Detailed report: https://clusterfuzz.com/testcase?key=5840748551602176

Fuzzer: ochang_domfuzzer
Job Type: linux_asan_content_shell_drt
Platform Id: linux

Crash Type: CHECK failure
Crash Address: 
Crash State:
  false. Leaked 1 URLRequest(s).

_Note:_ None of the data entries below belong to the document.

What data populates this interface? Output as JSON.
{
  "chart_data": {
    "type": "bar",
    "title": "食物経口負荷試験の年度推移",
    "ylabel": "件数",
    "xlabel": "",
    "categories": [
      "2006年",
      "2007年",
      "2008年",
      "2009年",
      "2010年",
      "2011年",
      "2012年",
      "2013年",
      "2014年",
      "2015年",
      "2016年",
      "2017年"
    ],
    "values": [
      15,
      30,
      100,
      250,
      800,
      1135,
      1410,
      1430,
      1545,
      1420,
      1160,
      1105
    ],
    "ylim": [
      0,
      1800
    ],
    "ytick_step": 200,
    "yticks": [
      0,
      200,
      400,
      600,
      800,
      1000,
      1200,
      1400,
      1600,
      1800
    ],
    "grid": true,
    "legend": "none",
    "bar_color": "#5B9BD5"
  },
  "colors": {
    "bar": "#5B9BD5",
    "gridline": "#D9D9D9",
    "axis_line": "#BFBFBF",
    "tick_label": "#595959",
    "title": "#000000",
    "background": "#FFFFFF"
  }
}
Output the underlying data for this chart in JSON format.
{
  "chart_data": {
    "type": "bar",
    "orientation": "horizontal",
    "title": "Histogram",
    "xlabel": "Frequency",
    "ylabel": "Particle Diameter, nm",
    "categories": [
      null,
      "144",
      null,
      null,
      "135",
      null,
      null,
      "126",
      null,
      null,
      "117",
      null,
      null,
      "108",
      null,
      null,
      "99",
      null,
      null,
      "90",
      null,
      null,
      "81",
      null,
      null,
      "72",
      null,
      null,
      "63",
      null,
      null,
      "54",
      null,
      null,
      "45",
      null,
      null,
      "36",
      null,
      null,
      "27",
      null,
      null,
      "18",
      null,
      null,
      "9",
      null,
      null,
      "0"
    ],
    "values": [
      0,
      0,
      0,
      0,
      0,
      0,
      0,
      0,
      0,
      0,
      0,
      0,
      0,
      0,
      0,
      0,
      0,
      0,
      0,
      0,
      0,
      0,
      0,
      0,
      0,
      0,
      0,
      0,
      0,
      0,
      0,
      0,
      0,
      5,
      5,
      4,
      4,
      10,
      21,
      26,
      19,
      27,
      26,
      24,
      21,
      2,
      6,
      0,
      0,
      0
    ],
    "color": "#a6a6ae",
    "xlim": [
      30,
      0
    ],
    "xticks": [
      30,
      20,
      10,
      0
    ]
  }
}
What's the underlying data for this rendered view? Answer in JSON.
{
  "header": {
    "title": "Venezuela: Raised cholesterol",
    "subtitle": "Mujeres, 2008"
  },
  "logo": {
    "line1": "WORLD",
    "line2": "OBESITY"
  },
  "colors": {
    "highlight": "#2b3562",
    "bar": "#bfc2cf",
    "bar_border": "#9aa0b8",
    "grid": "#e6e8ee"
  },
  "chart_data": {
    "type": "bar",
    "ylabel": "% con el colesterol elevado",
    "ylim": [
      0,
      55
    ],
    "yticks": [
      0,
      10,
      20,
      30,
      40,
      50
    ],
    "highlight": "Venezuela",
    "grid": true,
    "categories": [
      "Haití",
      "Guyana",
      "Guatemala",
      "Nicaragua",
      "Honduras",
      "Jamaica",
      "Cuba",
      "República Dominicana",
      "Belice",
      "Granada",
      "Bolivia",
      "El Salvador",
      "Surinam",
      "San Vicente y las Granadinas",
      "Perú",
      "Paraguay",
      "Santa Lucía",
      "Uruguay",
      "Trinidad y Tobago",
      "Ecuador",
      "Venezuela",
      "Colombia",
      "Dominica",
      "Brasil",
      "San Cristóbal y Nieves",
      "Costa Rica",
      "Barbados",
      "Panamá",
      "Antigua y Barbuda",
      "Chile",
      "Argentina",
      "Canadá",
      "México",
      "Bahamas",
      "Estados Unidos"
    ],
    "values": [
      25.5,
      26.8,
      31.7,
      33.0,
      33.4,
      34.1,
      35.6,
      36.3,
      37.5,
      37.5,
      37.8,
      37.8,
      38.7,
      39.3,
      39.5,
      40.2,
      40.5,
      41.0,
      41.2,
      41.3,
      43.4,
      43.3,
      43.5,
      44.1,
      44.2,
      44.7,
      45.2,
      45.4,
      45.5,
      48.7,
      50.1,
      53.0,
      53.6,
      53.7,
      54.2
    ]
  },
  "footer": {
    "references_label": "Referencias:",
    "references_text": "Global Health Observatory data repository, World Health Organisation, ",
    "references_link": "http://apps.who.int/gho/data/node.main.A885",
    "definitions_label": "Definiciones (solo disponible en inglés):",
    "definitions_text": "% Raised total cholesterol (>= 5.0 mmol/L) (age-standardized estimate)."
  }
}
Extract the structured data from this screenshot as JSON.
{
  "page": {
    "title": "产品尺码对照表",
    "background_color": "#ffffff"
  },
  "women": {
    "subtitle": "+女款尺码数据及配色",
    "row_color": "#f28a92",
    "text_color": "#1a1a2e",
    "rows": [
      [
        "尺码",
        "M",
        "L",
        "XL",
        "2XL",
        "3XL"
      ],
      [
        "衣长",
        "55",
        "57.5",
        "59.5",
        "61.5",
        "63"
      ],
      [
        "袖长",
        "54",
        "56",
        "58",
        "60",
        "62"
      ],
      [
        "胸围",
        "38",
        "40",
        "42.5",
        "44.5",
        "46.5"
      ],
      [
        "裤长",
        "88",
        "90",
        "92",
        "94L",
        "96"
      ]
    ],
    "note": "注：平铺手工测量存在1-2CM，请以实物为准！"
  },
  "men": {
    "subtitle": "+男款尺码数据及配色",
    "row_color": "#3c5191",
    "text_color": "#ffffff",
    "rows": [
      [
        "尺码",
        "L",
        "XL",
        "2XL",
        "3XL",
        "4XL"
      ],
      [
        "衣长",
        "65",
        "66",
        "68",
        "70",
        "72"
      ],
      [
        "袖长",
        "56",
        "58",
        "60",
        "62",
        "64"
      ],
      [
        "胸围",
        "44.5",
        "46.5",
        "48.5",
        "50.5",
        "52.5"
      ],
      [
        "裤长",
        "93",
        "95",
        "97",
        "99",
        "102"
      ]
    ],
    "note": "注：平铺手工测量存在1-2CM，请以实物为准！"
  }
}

First URL: https://www.mydomain.com/?key=value in
  net::URLRequestContext::AssertNoURLRequests
  net::URLRequestContext::~URLRequestContext
  
Sanitizer: address (ASAN)

Regressed: https://clusterfuzz.com/revisions?job=linux_asan_content_shell_drt&range=413421:413430
Fixed: https://clusterfuzz.com/revisions?job=linux_asan_content_shell_drt&range=458506:458585

Reproducer Testcase: https://clusterfuzz.com/download/AMIfv96sxQT4VL_48YB7S5uZ_QYHFL2_CcHfMTqOm7iC4oVcl19_98ciSNVZ4rlh9hie6POUrB2uCr5xeS9ugMG4VRLFBw8ubAqbjaZ2K278U75rB7E9jpV295D5rb1Y8LWyHJwjDsxh1kZP71wIKLuSOCje6zOJi_5ECed5tyatuFUmgzxaVOJQWbkkCSJemVZo256ZJAtUqEqmFNniO5rS93AZtjX2G6ha4AtxdnD_xXeRvFwlS01yFD6FdbNbeESmhlSkBLTavSYpS5PnZjshjqlaMuM08zSD2l37j9jolexX4luFOcXk9dIVmi6K6UkgKriTbKlNnlemHbAE0NQr13KTaMwMSi76T0S2KdpMYsJKUjptPuWkYb9ja8v3LZz67BsMOeo1AbMT2QmzGzmVapiE0ynLBQ?testcase_id=5840748551602176


See https://dev.chromium.org/Home/chromium-security/bugs/reproducing-clusterfuzz-bugs for more information.

If you suspect that the result above is incorrect, try re-doing that job on the test case report page.

We have made a bunch of changes on ClusterFuzz side, so resetting ClusterFuzz-Wrong label.

Testcases associated with wrong issue, closing.